Truman Capote a nommé l’espèce à laquelle appartiennent les soeurs Bouvier : les geishas. Rien à voir avec les femmes faciles, comme le croient les touristes éméchés. Pour séduire, la geisha excelle dans tous les arts, celui de porter le kimono, de faire des bouquets, de servir le thé, d’écrire des vers et de pratiquer la musique. Côté littérature, Lee n’est guère allée plus loin que le « scrapbook », l’album de vacances avec photos, fleurs séchées, objets divers, légendes. Elle ne joue d’aucun instrument, mais danse le twist. Et, surtout, elle sait s’habiller, fille de la haute jusqu’au bout de ses agendas, sur lesquels les adresses évoquent le triangle inévitablement collé aux marques de luxe : Paris, Londres, New York. Janet Bouvier, la mère, a tout fait pour que Lee et Jackie rattrapent le lourd handicap d’avoir pour père un noceur, ruiné par le krach de 1929.

Elle les a inscrites dans les écoles où l’on apprend à se tenir à table, à parler avec l’accent convenable, à se faire des amis utiles. Lee a été une élève exemplaire, anorexique à l’âge de 12 ans sur les conseils de sa soeur qui, pour maigrir, lui disait de se mettre à fumer.
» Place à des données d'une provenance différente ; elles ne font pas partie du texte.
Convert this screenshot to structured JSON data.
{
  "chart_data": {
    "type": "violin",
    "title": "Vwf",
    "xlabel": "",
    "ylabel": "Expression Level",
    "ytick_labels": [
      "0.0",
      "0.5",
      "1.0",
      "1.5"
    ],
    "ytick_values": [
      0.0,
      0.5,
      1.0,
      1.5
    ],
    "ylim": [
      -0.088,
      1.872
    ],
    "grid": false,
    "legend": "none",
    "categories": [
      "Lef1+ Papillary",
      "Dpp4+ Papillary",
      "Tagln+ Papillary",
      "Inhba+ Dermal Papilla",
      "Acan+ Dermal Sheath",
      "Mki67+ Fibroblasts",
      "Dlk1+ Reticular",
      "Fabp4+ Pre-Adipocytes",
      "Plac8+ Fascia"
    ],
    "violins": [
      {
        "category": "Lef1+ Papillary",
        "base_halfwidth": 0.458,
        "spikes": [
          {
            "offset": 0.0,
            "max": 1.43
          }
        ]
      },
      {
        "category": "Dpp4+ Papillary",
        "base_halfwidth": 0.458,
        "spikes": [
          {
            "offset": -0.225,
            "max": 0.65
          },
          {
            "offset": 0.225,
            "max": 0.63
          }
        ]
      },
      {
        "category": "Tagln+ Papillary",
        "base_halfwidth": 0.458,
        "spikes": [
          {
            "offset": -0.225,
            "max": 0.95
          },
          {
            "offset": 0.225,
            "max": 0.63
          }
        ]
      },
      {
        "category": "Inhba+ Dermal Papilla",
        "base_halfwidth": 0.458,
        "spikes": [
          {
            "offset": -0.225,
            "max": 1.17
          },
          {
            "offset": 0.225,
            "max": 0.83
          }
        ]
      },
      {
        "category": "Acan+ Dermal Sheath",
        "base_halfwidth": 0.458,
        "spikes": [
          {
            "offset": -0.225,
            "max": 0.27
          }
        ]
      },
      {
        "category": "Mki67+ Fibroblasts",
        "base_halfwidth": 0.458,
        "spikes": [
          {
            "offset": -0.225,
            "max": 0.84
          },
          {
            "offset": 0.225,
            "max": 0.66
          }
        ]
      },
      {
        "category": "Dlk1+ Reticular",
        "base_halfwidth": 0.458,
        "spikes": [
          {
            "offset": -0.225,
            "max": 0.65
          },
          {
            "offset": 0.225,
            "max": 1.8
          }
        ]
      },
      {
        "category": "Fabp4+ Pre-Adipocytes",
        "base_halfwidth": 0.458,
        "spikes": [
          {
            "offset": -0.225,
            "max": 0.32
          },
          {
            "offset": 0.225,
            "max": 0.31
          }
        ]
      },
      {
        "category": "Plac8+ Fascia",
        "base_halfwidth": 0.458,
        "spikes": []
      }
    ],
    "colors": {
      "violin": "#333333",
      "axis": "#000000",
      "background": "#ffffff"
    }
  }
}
Jackie a donné un peu plus de fil à retordre : son goût pour les livres d’histoire, les « Mémoires » de Saint-Simon, les Lettres de Mme de Sévigné, risquait de la faire évoluer en vieille fille, la grande peur de leur mère. Jackie a même prétendu travailler. Et porter le lourd appareil photo des reporters des années 1950 ! Elle approchait déjà 25 ans, l’âge couperet, et Janet lui prédisait qu’elle ne trouverait jamais un mari. Ce en quoi elle avait tort, puisque c’est ainsi qu’elle plut à John F. Kennedy à qui elle rappelait une soeur journaliste, morte à 28 ans.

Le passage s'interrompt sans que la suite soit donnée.